In the second decade of the twentieth century, at a seedy nightclub in
Zurich, in a room half the size of that packed with fellow "Bossa Fataka"
shouters, Hugo Ball, a poet, and Emmy Hennings, a female singer, opened
up the Cabaret Voltaire as a centre for "artistic entertainment and intellectual
exchange". In the four months it existed, the performers planted the seeds
for an explosion of creative arts ranging from surrealism to punk.

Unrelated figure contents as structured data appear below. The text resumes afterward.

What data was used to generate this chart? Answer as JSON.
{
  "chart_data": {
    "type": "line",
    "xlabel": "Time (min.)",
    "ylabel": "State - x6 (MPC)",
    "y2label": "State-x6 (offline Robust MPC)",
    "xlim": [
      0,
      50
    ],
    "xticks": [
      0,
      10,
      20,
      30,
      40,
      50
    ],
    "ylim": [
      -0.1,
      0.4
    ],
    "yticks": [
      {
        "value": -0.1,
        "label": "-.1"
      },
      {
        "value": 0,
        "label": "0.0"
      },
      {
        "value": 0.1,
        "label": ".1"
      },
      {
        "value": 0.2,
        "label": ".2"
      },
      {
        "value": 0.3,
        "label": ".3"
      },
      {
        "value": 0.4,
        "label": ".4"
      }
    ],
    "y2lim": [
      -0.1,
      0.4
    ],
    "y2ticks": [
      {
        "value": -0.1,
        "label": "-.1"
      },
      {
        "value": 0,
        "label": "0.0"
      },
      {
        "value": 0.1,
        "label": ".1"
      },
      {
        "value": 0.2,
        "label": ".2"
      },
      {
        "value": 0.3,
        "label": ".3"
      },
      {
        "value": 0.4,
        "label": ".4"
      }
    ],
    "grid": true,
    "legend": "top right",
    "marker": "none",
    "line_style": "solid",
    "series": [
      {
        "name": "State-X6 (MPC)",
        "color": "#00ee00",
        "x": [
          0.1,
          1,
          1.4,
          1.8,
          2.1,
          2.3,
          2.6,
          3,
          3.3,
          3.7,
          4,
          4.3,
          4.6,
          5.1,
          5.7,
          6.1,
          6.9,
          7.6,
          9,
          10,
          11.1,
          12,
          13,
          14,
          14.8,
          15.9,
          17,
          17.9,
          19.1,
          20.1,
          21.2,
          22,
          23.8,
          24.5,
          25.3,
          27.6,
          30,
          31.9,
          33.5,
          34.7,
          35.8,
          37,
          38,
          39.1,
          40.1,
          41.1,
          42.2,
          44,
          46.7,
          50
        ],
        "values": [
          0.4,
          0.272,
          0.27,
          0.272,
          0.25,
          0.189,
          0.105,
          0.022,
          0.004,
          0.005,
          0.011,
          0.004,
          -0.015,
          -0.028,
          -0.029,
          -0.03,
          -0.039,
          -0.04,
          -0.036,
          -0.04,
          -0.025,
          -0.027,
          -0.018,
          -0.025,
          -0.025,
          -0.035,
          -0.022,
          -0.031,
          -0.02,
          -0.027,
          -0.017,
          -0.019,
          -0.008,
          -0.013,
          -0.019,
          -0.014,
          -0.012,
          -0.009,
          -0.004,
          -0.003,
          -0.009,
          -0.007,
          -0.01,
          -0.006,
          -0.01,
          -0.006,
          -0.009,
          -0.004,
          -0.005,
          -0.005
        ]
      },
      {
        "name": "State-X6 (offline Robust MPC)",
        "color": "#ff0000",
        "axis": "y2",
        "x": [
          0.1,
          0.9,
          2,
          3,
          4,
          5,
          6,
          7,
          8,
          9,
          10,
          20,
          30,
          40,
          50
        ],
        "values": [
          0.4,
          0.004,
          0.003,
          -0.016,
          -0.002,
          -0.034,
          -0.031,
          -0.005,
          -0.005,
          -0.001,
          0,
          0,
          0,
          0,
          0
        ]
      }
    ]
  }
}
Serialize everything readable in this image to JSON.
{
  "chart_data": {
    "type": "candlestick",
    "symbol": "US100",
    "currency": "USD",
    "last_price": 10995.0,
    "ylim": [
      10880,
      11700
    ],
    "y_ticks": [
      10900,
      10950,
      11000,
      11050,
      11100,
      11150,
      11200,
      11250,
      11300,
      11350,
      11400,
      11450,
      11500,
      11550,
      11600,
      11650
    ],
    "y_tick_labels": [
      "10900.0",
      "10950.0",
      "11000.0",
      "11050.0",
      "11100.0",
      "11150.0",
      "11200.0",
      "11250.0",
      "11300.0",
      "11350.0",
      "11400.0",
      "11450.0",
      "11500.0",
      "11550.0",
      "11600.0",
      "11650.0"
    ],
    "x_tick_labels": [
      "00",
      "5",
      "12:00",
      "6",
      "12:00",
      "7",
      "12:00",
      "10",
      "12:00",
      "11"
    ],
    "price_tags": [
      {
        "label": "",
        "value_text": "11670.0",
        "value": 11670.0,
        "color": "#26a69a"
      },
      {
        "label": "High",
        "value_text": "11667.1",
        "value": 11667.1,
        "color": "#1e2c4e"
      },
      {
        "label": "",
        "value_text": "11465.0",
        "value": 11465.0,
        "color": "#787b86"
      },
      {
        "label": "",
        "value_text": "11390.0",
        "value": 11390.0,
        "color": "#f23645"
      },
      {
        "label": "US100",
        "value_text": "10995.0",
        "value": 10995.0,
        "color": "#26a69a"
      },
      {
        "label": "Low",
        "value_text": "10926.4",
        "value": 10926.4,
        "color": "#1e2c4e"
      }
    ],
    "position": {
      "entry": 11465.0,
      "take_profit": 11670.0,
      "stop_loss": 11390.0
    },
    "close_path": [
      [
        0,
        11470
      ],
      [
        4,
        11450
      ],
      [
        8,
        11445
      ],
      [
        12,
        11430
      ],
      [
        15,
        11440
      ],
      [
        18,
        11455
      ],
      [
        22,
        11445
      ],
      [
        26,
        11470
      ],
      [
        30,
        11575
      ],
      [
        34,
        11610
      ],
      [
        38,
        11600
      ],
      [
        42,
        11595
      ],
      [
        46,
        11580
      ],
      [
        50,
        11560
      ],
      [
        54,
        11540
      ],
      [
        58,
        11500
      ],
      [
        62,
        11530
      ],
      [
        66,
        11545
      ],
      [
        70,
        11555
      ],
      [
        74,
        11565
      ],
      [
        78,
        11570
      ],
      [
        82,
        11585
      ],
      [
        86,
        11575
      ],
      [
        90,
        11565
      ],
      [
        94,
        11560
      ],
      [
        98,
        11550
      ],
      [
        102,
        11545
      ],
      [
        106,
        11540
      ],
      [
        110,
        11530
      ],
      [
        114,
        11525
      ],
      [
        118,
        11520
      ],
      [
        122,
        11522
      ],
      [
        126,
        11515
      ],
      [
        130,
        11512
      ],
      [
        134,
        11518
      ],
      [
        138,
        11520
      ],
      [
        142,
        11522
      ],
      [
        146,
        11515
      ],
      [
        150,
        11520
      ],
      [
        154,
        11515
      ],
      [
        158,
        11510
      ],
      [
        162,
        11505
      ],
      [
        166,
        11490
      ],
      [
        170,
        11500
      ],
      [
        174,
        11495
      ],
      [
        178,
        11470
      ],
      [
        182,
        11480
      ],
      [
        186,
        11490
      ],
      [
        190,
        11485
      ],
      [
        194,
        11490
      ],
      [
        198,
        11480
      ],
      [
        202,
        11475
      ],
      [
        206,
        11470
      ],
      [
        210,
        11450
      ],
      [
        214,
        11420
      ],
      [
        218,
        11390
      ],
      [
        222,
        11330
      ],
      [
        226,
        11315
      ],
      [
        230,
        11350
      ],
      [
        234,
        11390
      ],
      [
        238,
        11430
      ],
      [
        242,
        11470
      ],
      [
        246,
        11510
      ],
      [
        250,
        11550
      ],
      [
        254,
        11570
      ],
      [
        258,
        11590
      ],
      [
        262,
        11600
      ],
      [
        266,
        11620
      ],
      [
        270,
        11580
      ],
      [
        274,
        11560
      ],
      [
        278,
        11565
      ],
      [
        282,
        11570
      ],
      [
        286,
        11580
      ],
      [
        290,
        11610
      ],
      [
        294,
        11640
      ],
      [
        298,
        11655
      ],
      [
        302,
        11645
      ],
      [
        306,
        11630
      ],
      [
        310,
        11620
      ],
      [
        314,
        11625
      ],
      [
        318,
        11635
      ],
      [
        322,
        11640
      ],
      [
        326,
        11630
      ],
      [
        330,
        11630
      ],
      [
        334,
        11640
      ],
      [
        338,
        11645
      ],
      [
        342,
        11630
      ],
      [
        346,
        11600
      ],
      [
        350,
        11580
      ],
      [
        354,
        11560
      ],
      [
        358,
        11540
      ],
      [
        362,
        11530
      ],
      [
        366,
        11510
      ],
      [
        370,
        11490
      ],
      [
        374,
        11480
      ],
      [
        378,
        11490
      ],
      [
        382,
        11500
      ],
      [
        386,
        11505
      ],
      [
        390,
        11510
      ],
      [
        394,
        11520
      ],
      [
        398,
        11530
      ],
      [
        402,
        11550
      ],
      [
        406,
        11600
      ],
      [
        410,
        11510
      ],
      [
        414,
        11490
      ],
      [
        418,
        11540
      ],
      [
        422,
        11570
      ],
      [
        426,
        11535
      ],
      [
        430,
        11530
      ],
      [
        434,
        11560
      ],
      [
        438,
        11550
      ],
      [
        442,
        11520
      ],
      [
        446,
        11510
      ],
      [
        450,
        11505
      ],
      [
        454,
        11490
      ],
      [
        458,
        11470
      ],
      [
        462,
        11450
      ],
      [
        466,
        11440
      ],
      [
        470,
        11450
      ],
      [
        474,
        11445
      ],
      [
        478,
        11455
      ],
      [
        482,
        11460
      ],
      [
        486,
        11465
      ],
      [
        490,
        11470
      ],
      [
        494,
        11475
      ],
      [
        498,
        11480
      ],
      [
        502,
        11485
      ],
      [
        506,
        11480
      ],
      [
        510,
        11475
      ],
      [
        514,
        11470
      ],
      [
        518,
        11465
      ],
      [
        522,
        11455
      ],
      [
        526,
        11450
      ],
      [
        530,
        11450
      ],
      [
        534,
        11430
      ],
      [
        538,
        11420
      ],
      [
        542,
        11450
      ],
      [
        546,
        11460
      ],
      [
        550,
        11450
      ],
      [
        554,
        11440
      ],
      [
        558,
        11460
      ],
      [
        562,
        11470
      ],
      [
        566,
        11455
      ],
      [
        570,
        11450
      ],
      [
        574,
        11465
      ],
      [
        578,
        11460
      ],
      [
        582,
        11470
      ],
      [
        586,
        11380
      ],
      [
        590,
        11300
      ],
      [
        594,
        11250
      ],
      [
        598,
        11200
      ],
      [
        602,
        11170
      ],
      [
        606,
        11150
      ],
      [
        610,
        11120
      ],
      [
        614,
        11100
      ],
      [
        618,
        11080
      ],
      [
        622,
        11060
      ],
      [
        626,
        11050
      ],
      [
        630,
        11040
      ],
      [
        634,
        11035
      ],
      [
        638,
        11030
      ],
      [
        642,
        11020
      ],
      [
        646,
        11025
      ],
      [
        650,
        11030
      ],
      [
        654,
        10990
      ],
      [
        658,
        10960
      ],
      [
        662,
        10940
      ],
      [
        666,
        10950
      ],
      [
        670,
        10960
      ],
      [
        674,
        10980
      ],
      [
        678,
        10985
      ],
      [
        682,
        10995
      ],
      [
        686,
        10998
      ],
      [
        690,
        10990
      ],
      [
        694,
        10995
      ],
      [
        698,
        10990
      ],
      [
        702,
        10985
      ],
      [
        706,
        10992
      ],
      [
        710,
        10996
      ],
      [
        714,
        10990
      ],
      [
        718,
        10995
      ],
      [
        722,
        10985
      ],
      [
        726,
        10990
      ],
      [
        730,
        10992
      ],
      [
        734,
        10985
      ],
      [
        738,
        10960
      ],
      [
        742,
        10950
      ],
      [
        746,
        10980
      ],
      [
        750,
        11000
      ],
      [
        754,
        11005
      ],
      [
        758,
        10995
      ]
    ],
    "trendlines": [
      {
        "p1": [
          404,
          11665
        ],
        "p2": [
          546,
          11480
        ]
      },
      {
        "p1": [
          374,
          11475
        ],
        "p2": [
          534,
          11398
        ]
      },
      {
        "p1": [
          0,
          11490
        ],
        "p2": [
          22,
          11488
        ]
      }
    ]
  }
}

Glossop may well be a long way from Zurich in 1916 but the audience seemed
warmly receptive to the poetry and experimental use of words and vocal sound
that was delivered from the stage, although I'm not quite sure what the
two elderly ladies sat on the next table, crunching crisps, thought of Andy
Hancock's almost climactic shouts of "Yes, yes, yes, yes, yes" during the
performance of L'amiral cherche une maison à louer.
I was hoping that, sat at my table looking at an advert for the forthcoming
production of Cabaret, we'd be offered a sample of what to expect
from a show that also was routed firmly in the genre of the Cabaret Voltaire.
I was not disappointed. Cordelia Howard performed, unaccompanied, a selection
of songs from the show, including a powerful rendition of Mein Herr.
As a celebration of those creative dark days of World War 1, it seems fitting
that this exploration of the Cabaret Voltaire was chosen to open this year's
Mayfest.
As the poet Hugo Ball might say "hollaka hollala, anlogo bung!"